After a period of quarantine, the swan would be given to a zoo or animal park rather than released back to the lake, Frédéric Hofmann, responsible for animal welfare in the canton, told newspaper Le Matin at the time.
The decision caused uproar amongst the public, with many people expressing their anger on a Facebook group set up to campaign for the bird's release.
“It's hurting no one, this swan. I've seen it for the past five months in Vevey – if it wasn't accepted by the others it would have gone somewhere else long ago,” said one commenter, before criticizing the decision to put it in captivity.
Speaking to the paper, the person behind the Facebook group said: “We have been deeply moved by its brutal and incomprehensible capture. It's perfectly adapted [to the lake] and seemed very happy. We don't understand the need to quarantine it and then put it in a zoo.”
The emotion surrounding the case caused the authorities to change their mind, and the bird was finally released back into Lake Geneva last week by the head of Vaud's environment department, Jacqueline de Quattro.

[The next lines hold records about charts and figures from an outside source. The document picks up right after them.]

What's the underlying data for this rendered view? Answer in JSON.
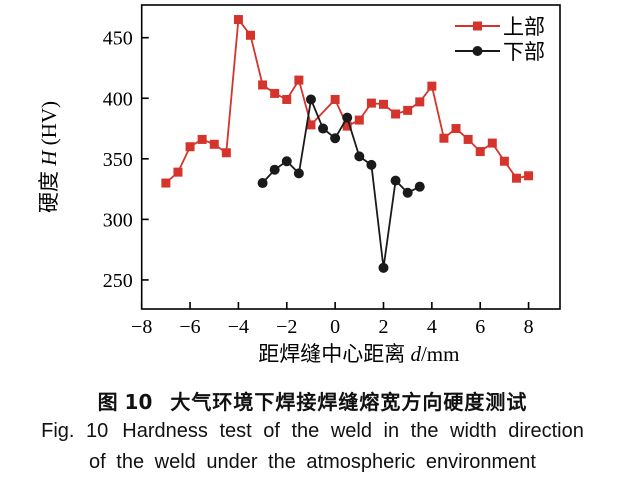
{
  "figure": {
    "caption_zh": {
      "tag": "图 10",
      "text": "大气环境下焊接焊缝熔宽方向硬度测试"
    },
    "caption_en": {
      "tag": "Fig. 10",
      "line1": "Hardness test of the weld in the width direction",
      "line2": "of the weld under the atmospheric environment"
    }
  },
  "chart_data": {
    "type": "line",
    "title": "",
    "xlabel": {
      "prefix": "距焊缝中心距离 ",
      "var": "d",
      "suffix": "/mm"
    },
    "ylabel": {
      "prefix": "硬度 ",
      "var": "H",
      "suffix": " (HV)"
    },
    "xlim": [
      -8,
      9.3
    ],
    "ylim": [
      226,
      477
    ],
    "x_ticks": [
      -8,
      -6,
      -4,
      -2,
      0,
      2,
      4,
      6,
      8
    ],
    "x_tick_labels": [
      "−8",
      "−6",
      "−4",
      "−2",
      "0",
      "2",
      "4",
      "6",
      "8"
    ],
    "y_ticks": [
      250,
      300,
      350,
      400,
      450
    ],
    "y_tick_labels": [
      "250",
      "300",
      "350",
      "400",
      "450"
    ],
    "grid": false,
    "legend_position": "top-right",
    "frame_color": "#000000",
    "series": [
      {
        "name": "上部",
        "id": "upper",
        "color": "#d5342c",
        "marker": "square",
        "points": [
          [
            -7,
            330
          ],
          [
            -6.5,
            339
          ],
          [
            -6,
            360
          ],
          [
            -5.5,
            366
          ],
          [
            -5,
            362
          ],
          [
            -4.5,
            355
          ],
          [
            -4,
            465
          ],
          [
            -3.5,
            452
          ],
          [
            -3,
            411
          ],
          [
            -2.5,
            404
          ],
          [
            -2,
            399
          ],
          [
            -1.5,
            415
          ],
          [
            -1,
            378
          ],
          [
            0,
            399
          ],
          [
            0.5,
            377
          ],
          [
            1,
            382
          ],
          [
            1.5,
            396
          ],
          [
            2,
            395
          ],
          [
            2.5,
            387
          ],
          [
            3,
            390
          ],
          [
            3.5,
            397
          ],
          [
            4,
            410
          ],
          [
            4.5,
            367
          ],
          [
            5,
            375
          ],
          [
            5.5,
            366
          ],
          [
            6,
            356
          ],
          [
            6.5,
            363
          ],
          [
            7,
            348
          ],
          [
            7.5,
            334
          ],
          [
            8,
            336
          ]
        ]
      },
      {
        "name": "下部",
        "id": "lower",
        "color": "#1a1a1a",
        "marker": "circle",
        "points": [
          [
            -3,
            330
          ],
          [
            -2.5,
            341
          ],
          [
            -2,
            348
          ],
          [
            -1.5,
            338
          ],
          [
            -1,
            399
          ],
          [
            -0.5,
            375
          ],
          [
            0,
            367
          ],
          [
            0.5,
            384
          ],
          [
            1,
            352
          ],
          [
            1.5,
            345
          ],
          [
            2,
            260
          ],
          [
            2.5,
            332
          ],
          [
            3,
            322
          ],
          [
            3.5,
            327
          ]
        ]
      }
    ]
  }
}
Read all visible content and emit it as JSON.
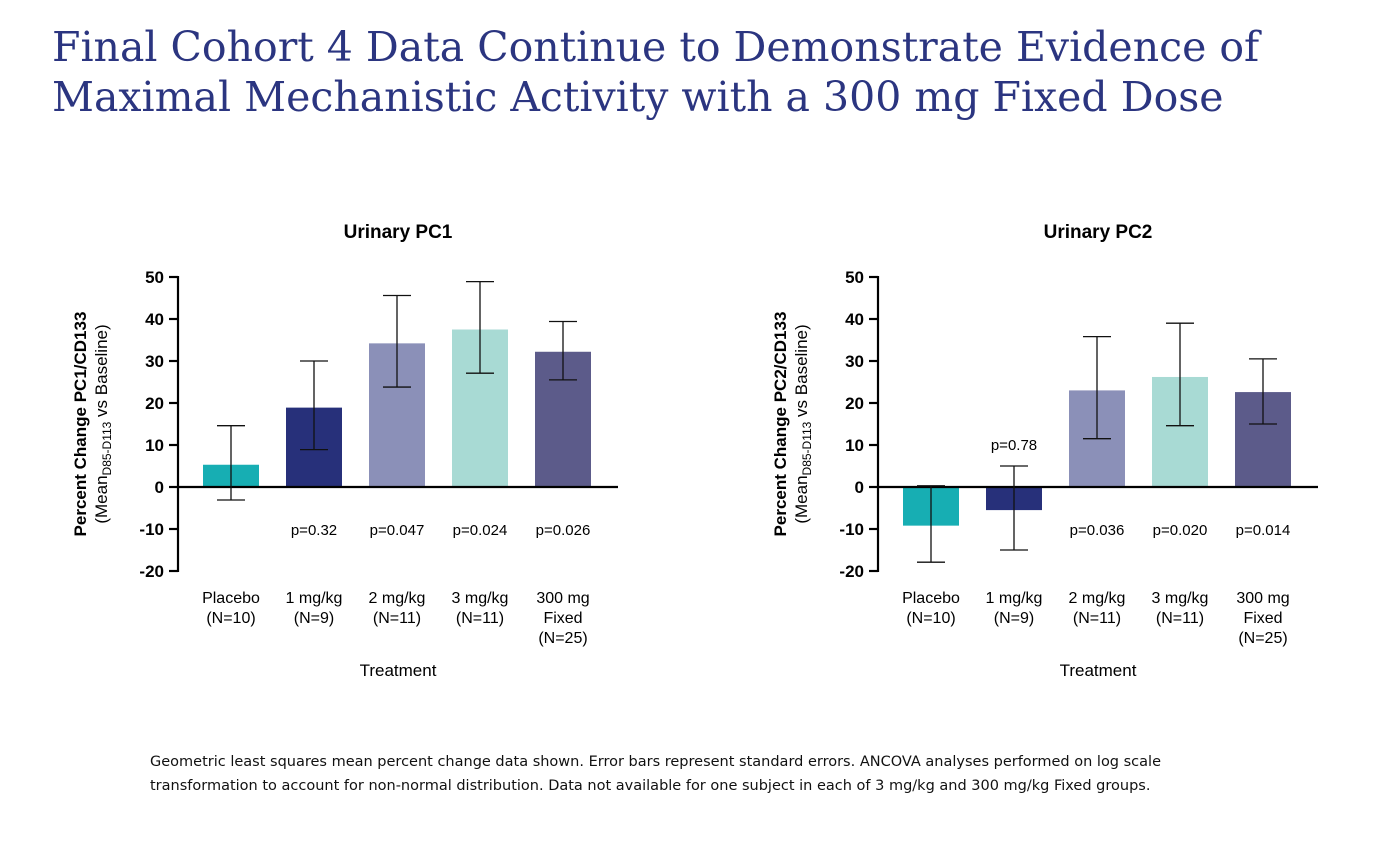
{
  "slide": {
    "title_line1": "Final Cohort 4 Data Continue to Demonstrate Evidence of",
    "title_line2": "Maximal Mechanistic Activity with a 300 mg Fixed Dose"
  },
  "footnote": {
    "line1": "Geometric least squares mean percent change data shown. Error bars represent standard errors. ANCOVA analyses performed on log scale",
    "line2": "transformation to account for non-normal distribution. Data not available for one subject in each of 3 mg/kg and 300 mg/kg Fixed groups."
  },
  "colors": [
    "#17aeb3",
    "#27307a",
    "#8b90b8",
    "#a8dad4",
    "#5c5b8a"
  ],
  "chart_data": [
    {
      "type": "bar",
      "title": "Urinary PC1",
      "ylabel_line1": "Percent Change PC1/CD133",
      "ylabel_line2_prefix": "(Mean",
      "ylabel_line2_sub": "D85-D113",
      "ylabel_line2_suffix": " vs Baseline)",
      "xlabel": "Treatment",
      "ylim": [
        -20,
        50
      ],
      "yticks": [
        -20,
        -10,
        0,
        10,
        20,
        30,
        40,
        50
      ],
      "categories": [
        [
          "Placebo",
          "(N=10)"
        ],
        [
          "1 mg/kg",
          "(N=9)"
        ],
        [
          "2 mg/kg",
          "(N=11)"
        ],
        [
          "3 mg/kg",
          "(N=11)"
        ],
        [
          "300 mg",
          "Fixed",
          "(N=25)"
        ]
      ],
      "values": [
        5.3,
        18.9,
        34.2,
        37.5,
        32.2
      ],
      "error_low": [
        -3.1,
        8.9,
        23.8,
        27.1,
        25.5
      ],
      "error_high": [
        14.6,
        30.0,
        45.6,
        48.9,
        39.4
      ],
      "pvalues": [
        "",
        "p=0.32",
        "p=0.047",
        "p=0.024",
        "p=0.026"
      ],
      "pvalue_pos": [
        "below",
        "below",
        "below",
        "below",
        "below"
      ]
    },
    {
      "type": "bar",
      "title": "Urinary PC2",
      "ylabel_line1": "Percent Change PC2/CD133",
      "ylabel_line2_prefix": "(Mean",
      "ylabel_line2_sub": "D85-D113",
      "ylabel_line2_suffix": " vs Baseline)",
      "xlabel": "Treatment",
      "ylim": [
        -20,
        50
      ],
      "yticks": [
        -20,
        -10,
        0,
        10,
        20,
        30,
        40,
        50
      ],
      "categories": [
        [
          "Placebo",
          "(N=10)"
        ],
        [
          "1 mg/kg",
          "(N=9)"
        ],
        [
          "2 mg/kg",
          "(N=11)"
        ],
        [
          "3 mg/kg",
          "(N=11)"
        ],
        [
          "300 mg",
          "Fixed",
          "(N=25)"
        ]
      ],
      "values": [
        -9.2,
        -5.5,
        23.0,
        26.2,
        22.6
      ],
      "error_low": [
        -17.9,
        -15.0,
        11.5,
        14.6,
        15.0
      ],
      "error_high": [
        0.3,
        5.0,
        35.8,
        39.0,
        30.5
      ],
      "pvalues": [
        "",
        "p=0.78",
        "p=0.036",
        "p=0.020",
        "p=0.014"
      ],
      "pvalue_pos": [
        "below",
        "above",
        "below",
        "below",
        "below"
      ]
    }
  ]
}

But now a Swiss animal protection group has questioned the action, saying the bird's re-release could be illegal.
Speaking to NZZ am Sonntag at the weekend, Francois Turrian of BirdLife Suisse said since the bird was a non-native species there was a “risk of competition with indigenous species”.

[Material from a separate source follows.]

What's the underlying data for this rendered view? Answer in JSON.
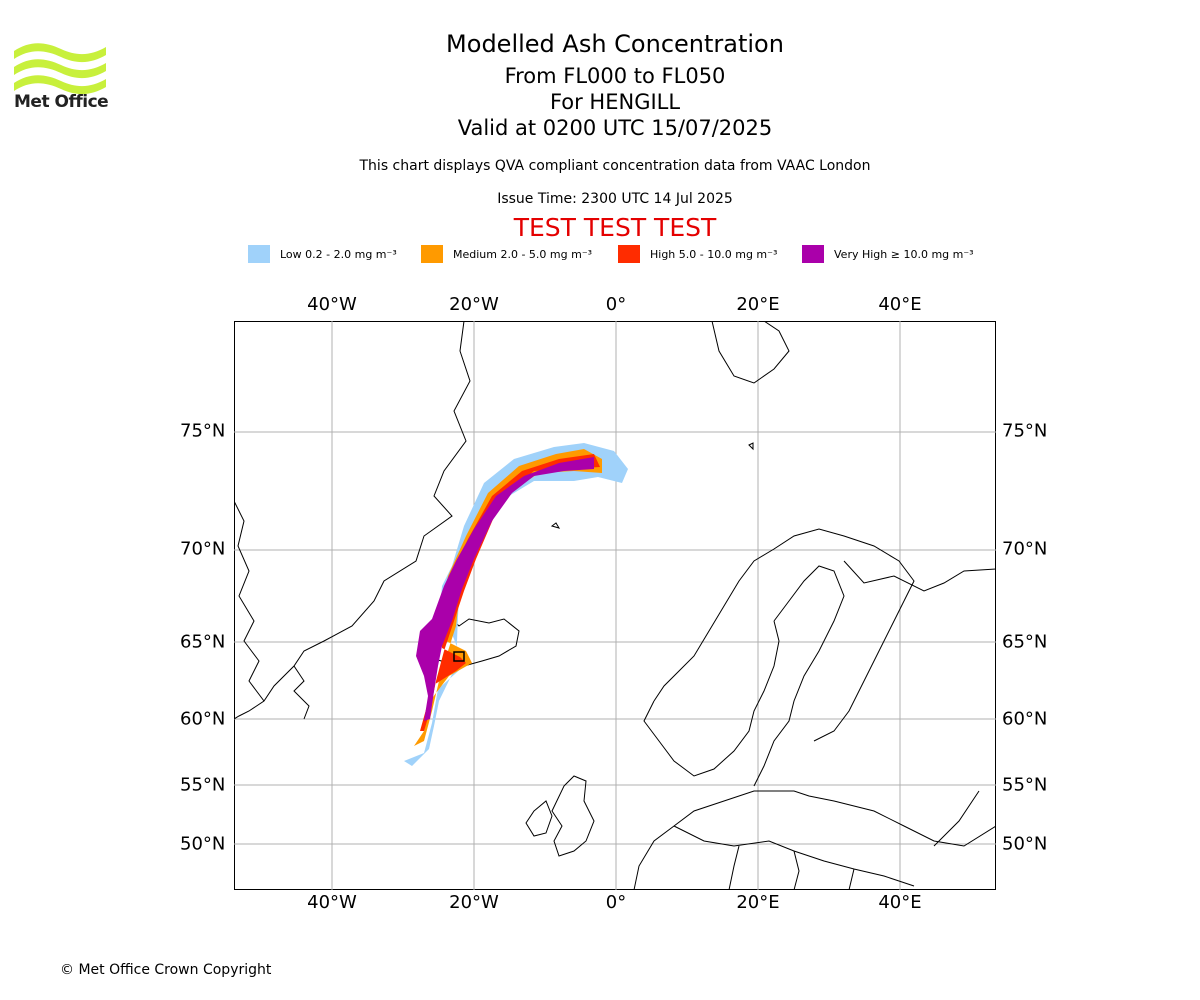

“That's why the federal law on the hunting and protection of birds and wild animals forbids the reintroduction of such an animal into nature. Its place is in a park,” he said.
In this particular case, black swans are not able to reproduce with native species, so there is little risk.
However the action by Jacqueline de Quattro was a “bad example” that could push the owners of other exotic animals – such as tortoises – to release them into the wild without thinking of the damage they could cause, Turrian told the paper.
“We don't understand why, if not for an electoral reason, a cantonal councillor would decide not to follow federal law.”
On Monday de Quattro defended her actions, telling the press that since ‘Nelson' can't reproduce with native species he therefore will have no impact on biodiversity.
“I absolutely dispute the suggestion I showed a bad example,” she said, saying that the swan was very different to other cases involving exotic animals.